La figura di San Giuseppe può insegnare tanto, tantissimo all’umanità e in particolare alle famiglie di oggi. Nell’anno dedicato al padre terreno di Cristo, un libro dal titolo “San Giuseppe. Accogliere, custodire e nutrire” (San Paolo), scritto da don Fabio Rosini, direttore del Servizio per le vocazioni della diocesi di Roma, tocca le corde della educazione dei figli, della crisi della figura paterna e del rapporto fra le persone.
In libreria dal 10 giugno scorso, il volume è stato presentato in modalità on line da Gigi De Palo, portavoce del Forum delle associazioni delle famiglie, in dialogo con l’autore, e Andrea Monda, direttore dell’Osservatore romano. “L’occasione dell’anno dedicato a San Giuseppe ha dato il ‘la’ alla volontà di scrivere il libro - dice don Fabio -. Che bisogno c’era? Abbiamo un esercito di giovani che non hanno avuto un punto di riferimento, un padre che potesse fare da sponda”. Della crisi della figura paterna si parla da anni e si dibatte su ciò che dovrebbe significare oggi essere genitore.
“L’opera di Dio va accolta, in noi e negli altri va difesa protetta dalle fragilità - continua l’autore -. L’opera di Dio va nutrita in ognuno di noi. Le persone sono belle. Sono brutte solo quando non hanno nutrito la loro bellezza oppure non l’hanno accolta. Giuseppe che sparisce è il fine ultimo dell’educazione: lasciare il figlio dandogli l’autonomia”.
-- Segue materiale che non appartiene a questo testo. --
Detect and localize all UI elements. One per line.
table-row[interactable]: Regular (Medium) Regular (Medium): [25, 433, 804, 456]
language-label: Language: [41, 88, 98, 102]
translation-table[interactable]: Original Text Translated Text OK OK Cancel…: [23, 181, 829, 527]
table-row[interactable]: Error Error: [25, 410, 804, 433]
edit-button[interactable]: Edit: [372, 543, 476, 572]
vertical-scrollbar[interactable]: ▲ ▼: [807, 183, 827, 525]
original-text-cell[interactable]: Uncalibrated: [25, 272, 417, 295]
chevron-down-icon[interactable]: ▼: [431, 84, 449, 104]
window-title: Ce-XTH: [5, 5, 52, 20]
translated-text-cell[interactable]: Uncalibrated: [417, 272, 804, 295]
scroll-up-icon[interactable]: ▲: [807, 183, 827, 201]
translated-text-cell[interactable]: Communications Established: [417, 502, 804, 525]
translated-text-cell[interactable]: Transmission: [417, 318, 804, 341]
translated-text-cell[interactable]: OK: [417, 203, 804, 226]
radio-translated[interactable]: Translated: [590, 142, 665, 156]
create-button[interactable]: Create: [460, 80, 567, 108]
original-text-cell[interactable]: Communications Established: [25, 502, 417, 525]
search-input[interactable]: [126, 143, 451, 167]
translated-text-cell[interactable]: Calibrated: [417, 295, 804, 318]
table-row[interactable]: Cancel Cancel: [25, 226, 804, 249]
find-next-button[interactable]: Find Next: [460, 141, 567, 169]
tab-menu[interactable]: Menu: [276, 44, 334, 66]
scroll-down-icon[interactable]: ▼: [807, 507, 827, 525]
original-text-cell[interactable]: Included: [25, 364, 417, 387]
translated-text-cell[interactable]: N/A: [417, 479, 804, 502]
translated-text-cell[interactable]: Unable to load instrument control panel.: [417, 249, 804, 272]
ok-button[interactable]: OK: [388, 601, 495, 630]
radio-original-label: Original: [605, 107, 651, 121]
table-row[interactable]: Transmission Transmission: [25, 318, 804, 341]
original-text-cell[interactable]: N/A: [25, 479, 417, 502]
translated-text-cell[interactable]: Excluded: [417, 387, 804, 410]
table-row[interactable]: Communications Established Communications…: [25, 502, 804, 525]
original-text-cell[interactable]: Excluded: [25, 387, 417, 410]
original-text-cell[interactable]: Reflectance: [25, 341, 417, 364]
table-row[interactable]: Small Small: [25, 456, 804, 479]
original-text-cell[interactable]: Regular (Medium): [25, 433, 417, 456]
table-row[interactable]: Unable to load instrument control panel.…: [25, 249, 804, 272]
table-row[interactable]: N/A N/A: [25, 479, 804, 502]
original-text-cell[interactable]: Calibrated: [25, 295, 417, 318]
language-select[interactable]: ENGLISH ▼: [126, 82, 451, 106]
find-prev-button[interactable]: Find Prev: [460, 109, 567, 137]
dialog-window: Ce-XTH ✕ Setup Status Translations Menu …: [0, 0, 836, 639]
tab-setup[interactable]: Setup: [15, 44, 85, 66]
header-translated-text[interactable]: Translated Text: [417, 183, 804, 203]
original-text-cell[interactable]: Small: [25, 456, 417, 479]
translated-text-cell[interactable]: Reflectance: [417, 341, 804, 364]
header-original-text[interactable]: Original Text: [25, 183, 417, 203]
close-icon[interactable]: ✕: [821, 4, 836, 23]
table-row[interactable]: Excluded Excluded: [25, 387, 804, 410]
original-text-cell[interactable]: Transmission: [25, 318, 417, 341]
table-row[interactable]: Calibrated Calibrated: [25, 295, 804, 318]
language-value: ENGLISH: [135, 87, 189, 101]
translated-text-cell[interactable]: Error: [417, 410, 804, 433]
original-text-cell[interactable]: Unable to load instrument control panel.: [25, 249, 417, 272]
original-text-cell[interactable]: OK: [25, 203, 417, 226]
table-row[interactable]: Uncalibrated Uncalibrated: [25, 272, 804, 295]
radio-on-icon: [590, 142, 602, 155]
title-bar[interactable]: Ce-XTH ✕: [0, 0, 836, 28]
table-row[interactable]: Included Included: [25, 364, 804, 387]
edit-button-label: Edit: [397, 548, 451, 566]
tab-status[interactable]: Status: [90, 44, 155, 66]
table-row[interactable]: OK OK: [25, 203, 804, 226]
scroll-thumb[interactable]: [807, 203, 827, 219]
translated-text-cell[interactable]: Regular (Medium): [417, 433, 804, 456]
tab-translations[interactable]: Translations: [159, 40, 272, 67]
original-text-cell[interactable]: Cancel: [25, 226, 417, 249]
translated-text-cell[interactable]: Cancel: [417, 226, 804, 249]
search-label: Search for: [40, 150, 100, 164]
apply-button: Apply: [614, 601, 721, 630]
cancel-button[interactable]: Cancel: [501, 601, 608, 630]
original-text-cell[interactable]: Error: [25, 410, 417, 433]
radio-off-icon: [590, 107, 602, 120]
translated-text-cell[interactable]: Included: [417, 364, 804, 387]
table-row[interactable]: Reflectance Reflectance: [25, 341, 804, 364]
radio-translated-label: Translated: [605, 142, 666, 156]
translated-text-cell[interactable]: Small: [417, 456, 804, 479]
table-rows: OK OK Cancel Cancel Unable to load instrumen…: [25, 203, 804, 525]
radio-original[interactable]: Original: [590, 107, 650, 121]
Anche vedere che Maria avesse in grembo qualcosa di grande gli ha portato gioia. Questo accade a tutti coloro che non soffrono l’invidia e ai padri che gioiscono dei successi dei figli: “Giuseppe accoglie e vive una cosa grande – spiega don Fabio –. È difficile accettare la gioia negli altri ma lui lo fa”. Del resto “Il Vangelo di Matteo inizia con una genealogia per spiegare che Giuseppe è discendente di Davide. È chiaro che gli sarebbe potuta succedere una cosa del genere. Il problema è aprirsi o no alla vita? Spesso siamo rassegnati a crederci la sola cosa contorta. Il problema della mediocrità è una scorciatoia, tutti siamo chiamati al sublime. Non so se Giuseppe si fosse organizzato una vita mediocre. Ma se uno non campa per un di più fa una vita grigia”.
L’autore ricorda come per tutte le persone i padri sono sempre due: uno terreno e uno celeste. “Il passare da uno all’altro - osserva - è lo sbocciare della nostra apertura verso il cielo”. Di qui il rapporto fra l’ordinario e lo straordinario, visto che, commenta, “Senza l’ordinario non c’è lo straordinario. Se tutti i giorni si mangia come se fosse domenica sparirebbe la domenica. Abbiamo bisogno di cose ordinarie dove può irrompere lo straordinario”.
Dell’esperienza di genitore e di insegnante di religione per 18 anni parla invece il direttore dell’Osservatore Romano. “Le abitudini possono essere molto belle -rammenta Andrea Monda -. Questa bellezza di abitudini San Giuseppe l’ha offerta a Gesù bambino che è l’antidoto al mainstream di oggi fatto di adrenalina. San Giuseppe me lo immagino piallare il legno e credo che anche Gesù abbia imparato il suo lavoro.
Mi ha colpito quando nel libro, don Fabio parla di educazione dicendo che il punto di partenza è la bellezza di chi è educato. Quante volte scivoliamo nel voler piegare la realtà alle nostre idee. Come è bello invece partire dalla gioia e dalla bellezza della realtà. Giuseppe è l’allenatore che non vede il match finale, che è poi quello che succede a ogni genitore. Il mistero dobbiamo lasciarlo fiorire, anche se a volte significa seminare senza raccogliere”. Il discorso, ovviamente, non è indirizzato solo ai padri: anche le madri sono chiamate in causa. “Ogni cristiano è chiamato a lasciare il testimone - sottolinea il giornalista -. I genitori spesso sono assenti e poi diventano troppo ingombranti. Giuseppe in questo è un esempio straordinario. La sua è una figura discreta e silenziosa”.